The trends mentioned earlier are clearly visible. Interestingly, the direct appointment of elected officials (politicians) has declined precipitously.

Further Steps

  1. The categories create are based on personal interpretation and handpicking character strings. This process is open to two potential issues:
    1. My interpretations could be incorrect.
    2. The character strings might mistakenly categorize
      1. As an example, the string “Justice” could be contained in “Department of Justice” (government) or “Justice, Superior Court” (judge). In this instance, I disambiguated this issue by checking instead for “Department of Justice” and “<BR>Justice.”
      2. Clearly, other such errors could be present in the categorization process. From sanity checks though, I’m largely confident in the data.
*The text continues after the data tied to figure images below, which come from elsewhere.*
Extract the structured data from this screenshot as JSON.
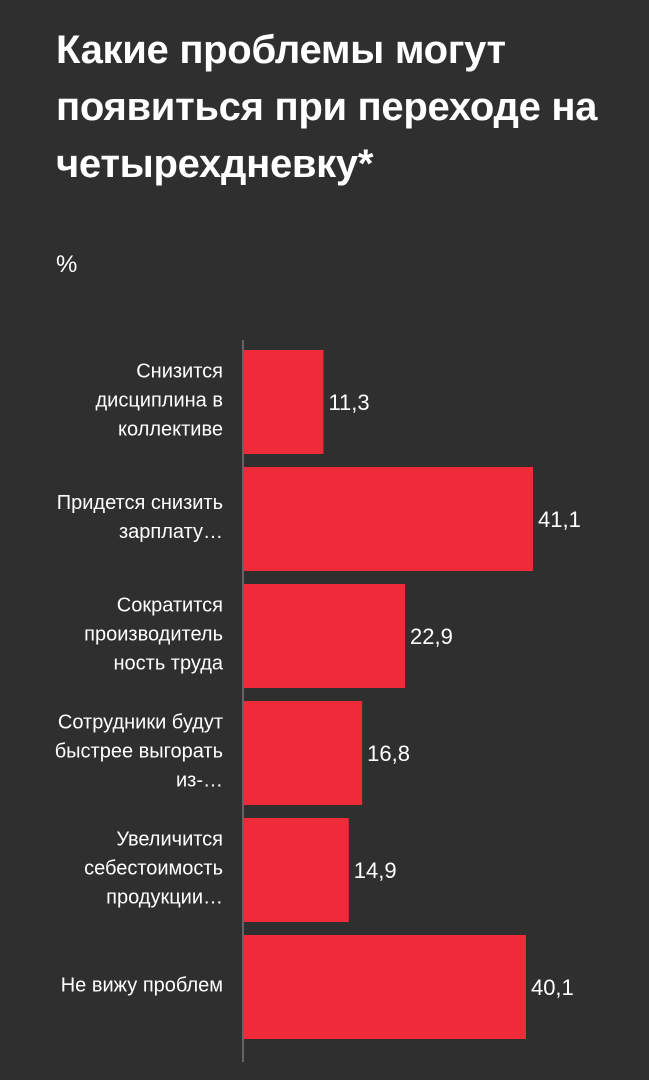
{
  "chart_data": {
    "type": "bar",
    "orientation": "horizontal",
    "title": "Какие проблемы могут появиться при переходе на четырехдневку*",
    "subtitle": "%",
    "categories": [
      "Снизится дисциплина в коллективе",
      "Придется снизить зарплату…",
      "Сократится производитель ность труда",
      "Сотрудники будут быстрее выгорать из-…",
      "Увеличится себестоимость продукции…",
      "Не вижу проблем"
    ],
    "values": [
      11.3,
      41.1,
      22.9,
      16.8,
      14.9,
      40.1
    ],
    "value_labels": [
      "11,3",
      "41,1",
      "22,9",
      "16,8",
      "14,9",
      "40,1"
    ],
    "xlim": [
      0,
      41.1
    ],
    "grid": false,
    "legend": "none",
    "colors": {
      "bar": "#ef2b3a",
      "background": "#2f2f2f",
      "axis": "#777777",
      "text": "#ffffff"
    }
  }
}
  2. I created the dummy variables for each category, but didn’t use the dummy variables. Obviously, there are federal judges who fall into multiple categories. Given that many candidates clerked for other judges, worked in government, taught in academia, and privately practiced law before their final occupation coded in the “prior” variable, I didn’t want to over-emphasize those common backgrounds.  Judges, in particular, once on the bench, don’t tend to leave for another profession. Private practice isn’t really revealing unless it’s the profession an attorney held at the time of appointment. That said, I capture the dummy variables because they may offer some interesting cuts to the data. It may serve in a regression analysis, or offer a revealing look at whether public sector employees are really getting appointed at a lower rate, or if they’re just passing through another profession before entering the federal bench.
  3. Analyzing the demographic data would be great.
  4. The Federal Judiciary Center includes a "Judge Identification Number" that appears internal to their system, but it could potentially be a variable upon which I could merge other datasets. For instance, adding a database of nominees (rather than actual appointees), might offer other interesting insights.